TROUBLE FOR MOTORISTS: Ignoring fines won't be possible when the points demerit system is implemented locally. Image: Arrive Alive
Johannesburg - The South African driver Demerit System has taken years to be implemented, yet the Department of Transport system said back in 2015 that it could be given the greenlight early in 2016.
As of April 2016, the system has yet to be implemented. It shouldn't surprise South African motorists as it first appeared 18 years ago!
Wheels24 contacted the Administrative Adjudication of Road Traffic Offenders (AARTO) and was told that while the system will be implemented, the organisation has yet to confirm a date.
Long road ahead
It was initially signed into law in September 1998 as part of the Administrative Adjudication of Road Traffic Offences (Aarto) Act, Act 46 of 1998.
This system, based on those used in Australia and the United Kingdom, has been adapted to meet local needs, according to Arrive Alive.
READ: 8 things you should know when dealing with roadblocks in SA
Why the delay?
The proposed system has been delayed for several years pending, amongst other reasons, a feasibility study and an assessment of technological requirements, law enforcement criteria and an analysis of human resources needed to ensure the successful implementation of the system.
It could lead to repeat road offenders having their driving licences suspended or even cancelled, reports Arrive Alive.
Which department will run the Demerit System?
The Administrative Adjudication of Road Traffic Offences (Aarto) system will be implemented and managed by the Road Traffic Infringement Agency (RTIA).
How will the Demerit System work?
• Each driver will start out with zero points (irrespective of the number of classes of vehicle licences held)
• Points are allocated according to infringements or offences committed (there are different values for different infringements and offences)
• Points are incurred (allocated) on the date a penalty (fine) is paid or when the person is convicted of the offence (as the case may be)
• Operators receive points separately from their drivers (ie a transport company receives points allocated to the operators permit)
• When you reach 13 points and more, the licence (and / or operator card) is suspended with effect from 32 days after the maximum points (12) have been reached
• The suspension period is calculated in months equal to the number of points exceeding 12, multiplied by three (or such number as may be prescribed by the Minister of Transport)
• The number of points (demerits) added will depend on the severity of the offence
• The driver / operator may apply for the return of the licence on expiry of the suspension (disqualification) period
• A driver / operator who is disqualified for the third time will permanently loose the licence / operator card and will have to reapply for testing and issue (as if a first time licence / operator applicant) after expiry of the disqualification period
• Demerit points will be reduced (for all persons / operators) at a flat rate of one point per every three months (or as otherwise prescribed), except in the case where evidence points to the fact that the process has been deliberately delayed to obtain a reduction in points.
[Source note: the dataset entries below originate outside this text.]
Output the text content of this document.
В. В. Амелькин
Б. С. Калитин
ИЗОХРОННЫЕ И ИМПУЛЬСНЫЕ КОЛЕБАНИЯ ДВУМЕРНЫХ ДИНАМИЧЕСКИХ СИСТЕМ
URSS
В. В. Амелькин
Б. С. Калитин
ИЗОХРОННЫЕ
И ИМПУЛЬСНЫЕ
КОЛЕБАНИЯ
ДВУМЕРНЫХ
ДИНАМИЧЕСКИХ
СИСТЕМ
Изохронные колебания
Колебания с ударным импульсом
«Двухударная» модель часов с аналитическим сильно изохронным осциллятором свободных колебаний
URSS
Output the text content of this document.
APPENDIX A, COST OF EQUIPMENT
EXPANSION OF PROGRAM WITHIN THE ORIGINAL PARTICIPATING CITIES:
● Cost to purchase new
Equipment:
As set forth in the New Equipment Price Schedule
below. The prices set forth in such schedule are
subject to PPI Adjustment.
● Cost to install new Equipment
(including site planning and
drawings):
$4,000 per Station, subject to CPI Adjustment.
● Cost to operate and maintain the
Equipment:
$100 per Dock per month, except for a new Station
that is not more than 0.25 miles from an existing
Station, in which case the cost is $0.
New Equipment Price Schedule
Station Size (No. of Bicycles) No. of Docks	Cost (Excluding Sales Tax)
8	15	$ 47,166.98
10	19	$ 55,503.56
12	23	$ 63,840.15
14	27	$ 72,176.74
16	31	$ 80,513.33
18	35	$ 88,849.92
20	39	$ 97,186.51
READ: How to fight traffic fines in SA: ALL you need to know
SA Demerit System: All you need to know
Click here to download the full Demerit System PDF
READ: Distracted driving in SA: 7 worst in-car distractions
Many motorists are not convinced the demerit system will be effective in SA.
We asked users to share their thoughts on the new SA road user Demerit System and a homepage vote garnered more than 21 000 votes.
The new SA road user Demerit System is:
A great way to curb SA road deaths - 439 votes
A good way to change bad road behaviour - 2036 votes
Another way of draining tax payers - 3224 votes
A waste of time. Won't change SA road behaviour - 4583 votes
Pointless. Too many corrupt traffic officials - 11673 votes
'A waste of time'
Unsurprisingly, only 439 users (2%) believe, if implemented, the demerit system would curb road deaths. The News24 poll revealed that 2036 users (9%) believe the system will change bad road behaviour and 3224 users (15%) think it's another income-generating scheme by the government.
About 21% of respondents (4538 votes) said the system is 'a waste of time' while the majority (11 673 or 53%) think it's completely pointless as there are 'too many corrupt traffic officials' to make system viable in SA.